Eine operative Therapie wird meist dann empfohlen, wenn die Kniearthrose fortgeschritten ist, der Knorpel fast vollständig abgebaut ist (Knochen auf Knochen) und der Leidensdruck durch Schmerzen und Bewegungseinschränkungen die Lebensqualität massiv mindert. Wenn konservative Maßnahmen die Beschwerden nicht mehr ausreichend lindern, ist oft der Einsatz einer Teilprothese oder eines künstlichen Kniegelenks (Totalendoprothese) der letzte Schritt, um die Mobilität wiederherzustellen.

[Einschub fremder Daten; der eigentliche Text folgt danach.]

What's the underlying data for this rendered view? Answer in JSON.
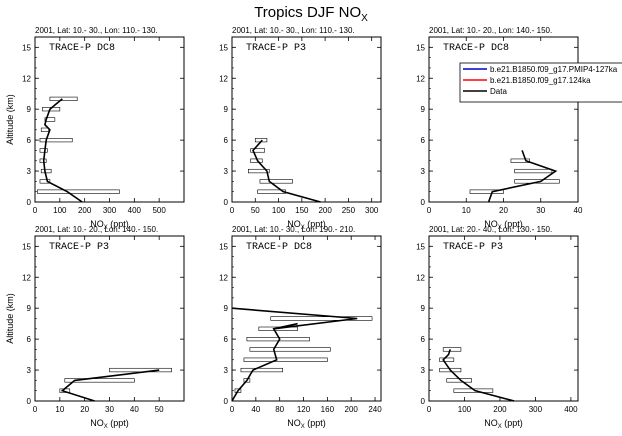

Welche Sportart ist bei Kniearthrose geeignet?

Bewegung bei Gonarthrose ist wichtig, um den Knorpel zu ernähren, allerdings sollte die Sportart gelenkschonend sein. Empfohlen werden Radfahren, Schwimmen (Kraulen) oder Nordic Walking auf weichem Waldboden. Sportarten mit abrupten Stopps, Sprüngen oder Drehungen wie Fußball, Tennis oder Squash erhöhen die Belastung auf das geschädigte Gewebe und können eine aktivierte Gonarthrose mit Schwellung und Schmerzen provozieren.

Was versteht man unter einer aktivierten Gonarthrose?

Eine aktivierte Gonarthrose ist ein akuter Entzündungsschub innerhalb des chronischen Verschleißprozesses. Dabei reagiert die Gelenkinnenhaut auf den Knorpelabrieb mit einer Entzündung. Das Knie wird warm, rot und geschwollen, und es bildet sich vermehrt Gelenkflüssigkeit (Gelenkerguss). In diesem Stadium der Gonarthrose steht die Schmerzlinderung und Entzündungshemmung, etwa durch Kühlen und Schonung, im Vordergrund.

Was empfehlen Fachgesellschaften zur Behandlung?

Die Deutsche Gesellschaft für Orthopädie und Unfallchirurgie sowie internationale Leitlinien empfehlen ein Stufenschema. Basis sind immer Aufklärung, Gewichtsabnahme und Bewegungstherapie (Ursachen und Behandlung angehen). Erst wenn diese Maßnahmen nicht greifen, sollen Medikamente und Injektionen folgen. Die Operation als Gelenkersatz wird als finale Option gesehen, wenn alle anderen konservativen und gelenkerhaltenden operativen Verfahren ausgeschöpft sind.